After a major surge in USD/JPY strength, the venerable pair now challenges the upside of a bearish channel which could mean a corrective slip is on the horizon. Moreover, a slew of other technical indicators are signalling that such a plunge is highly probable in the coming sessions. In the absence of another upset on the fundamental front, the USD/JPY could find itself testing the 100.00 handle once again, much to the chagrin of the Bank of Japan.
Firstly, as is evident on the H4 chart, the yen has been in decline for some time and has remained within a bearish channel. Over the past few hours however, a strong rally has seen the pair move to test the integrity of the structure which has got the bulls excited. Unfortunately, unless they can move the USD/JPY above the 104.00 handle, there could be another slip back to 100.00.

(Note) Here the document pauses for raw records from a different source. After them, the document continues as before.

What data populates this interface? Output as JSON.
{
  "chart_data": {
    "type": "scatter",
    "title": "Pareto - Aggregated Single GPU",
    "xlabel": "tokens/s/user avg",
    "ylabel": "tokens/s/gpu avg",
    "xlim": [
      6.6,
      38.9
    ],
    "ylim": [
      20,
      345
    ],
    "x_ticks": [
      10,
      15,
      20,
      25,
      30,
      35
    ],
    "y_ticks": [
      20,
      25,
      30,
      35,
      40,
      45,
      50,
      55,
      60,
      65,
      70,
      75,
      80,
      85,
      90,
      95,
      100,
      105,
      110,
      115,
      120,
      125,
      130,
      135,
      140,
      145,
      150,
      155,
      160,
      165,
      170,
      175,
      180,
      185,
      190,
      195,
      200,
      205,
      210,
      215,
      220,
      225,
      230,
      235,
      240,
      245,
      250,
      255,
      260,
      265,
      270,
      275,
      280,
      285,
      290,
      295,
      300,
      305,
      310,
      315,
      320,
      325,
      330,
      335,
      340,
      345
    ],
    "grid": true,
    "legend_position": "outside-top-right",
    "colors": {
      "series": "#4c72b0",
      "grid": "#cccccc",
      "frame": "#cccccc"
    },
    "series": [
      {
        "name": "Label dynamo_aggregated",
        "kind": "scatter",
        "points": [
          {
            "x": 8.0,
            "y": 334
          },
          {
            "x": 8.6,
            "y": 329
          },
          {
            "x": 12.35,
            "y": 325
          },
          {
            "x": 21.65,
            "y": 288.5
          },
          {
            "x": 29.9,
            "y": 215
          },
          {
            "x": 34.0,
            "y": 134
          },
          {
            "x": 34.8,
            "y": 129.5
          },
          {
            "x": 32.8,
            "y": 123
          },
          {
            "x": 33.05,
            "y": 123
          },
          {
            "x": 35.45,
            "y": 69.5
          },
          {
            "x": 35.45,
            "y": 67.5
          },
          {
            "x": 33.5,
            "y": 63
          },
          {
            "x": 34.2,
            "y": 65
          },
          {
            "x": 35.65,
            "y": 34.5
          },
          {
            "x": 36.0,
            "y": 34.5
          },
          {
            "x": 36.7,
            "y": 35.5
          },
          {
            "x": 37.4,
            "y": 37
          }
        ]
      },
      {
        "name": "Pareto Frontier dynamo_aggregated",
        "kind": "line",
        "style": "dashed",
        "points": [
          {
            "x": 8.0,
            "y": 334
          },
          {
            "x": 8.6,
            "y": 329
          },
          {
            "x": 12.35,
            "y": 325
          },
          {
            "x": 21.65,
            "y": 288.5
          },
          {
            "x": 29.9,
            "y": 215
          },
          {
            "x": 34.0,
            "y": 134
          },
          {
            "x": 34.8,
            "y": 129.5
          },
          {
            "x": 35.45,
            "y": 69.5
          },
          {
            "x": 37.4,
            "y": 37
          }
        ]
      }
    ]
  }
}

Breaking out on the upside is no easy task in this case, as shown above, both the H4 Stochastic and RSI oscillators are heavily overbought. Consequently, it will take another substantial push to see the channel broken convincingly.
This being said, generating this level of momentum could be difficult given the incredibly persistent bearishness of the yen’s EMA activity which is clearly demonstrated on the daily chart below.
Also evident on the daily chart, the Parabolic SAR reading remains bearish which signals that the pair’s downtrend is still in full swing. As a result, whilst the USD/JPY could conceivably challenge the 50.0% Fibonacci level, the pair should collapse back to support around the 100.00 mark.
However, if the bulls do come out in force and push the Yen above the 61.8% Fibonacci retracement, this could represent a turning point for the pair and this could see a recovery take place.
On the fundamental front, Japan will be releasing the Japanese Tertiary Industry Activity results shortly which could send the USD/JPY plunging. Currently predicted to contract by 0.7% m/m, a surprise uptick in the figure could see a surge in sentiment for the JPY which could spark the pair’s tumble.
However, even without an uptick in the figure, a 2.58% increase in the VIX:IND could be signalling that uncertainty is beginning to creep back into the market. Consequently, there could be some increased positive sentiment for the yen as capital trickles back into the safe haven currency.
Ultimately, the sustainability of the USD/JPY’s most recent rally is somewhat suspect given the pair’s recent activity. Being not only highly overbought but also nearing the upside constraint of its bearish channel, a tumble back to support is looking highly likely.
However, the pair is unlikely to travel far below the 100.00 mark due to market intervention on the part of the Bank of Japan. This being said, keep an eye on the 61.8% Fibonacci level as, if broken, it could signal a change in trend direction for the USD/JPY.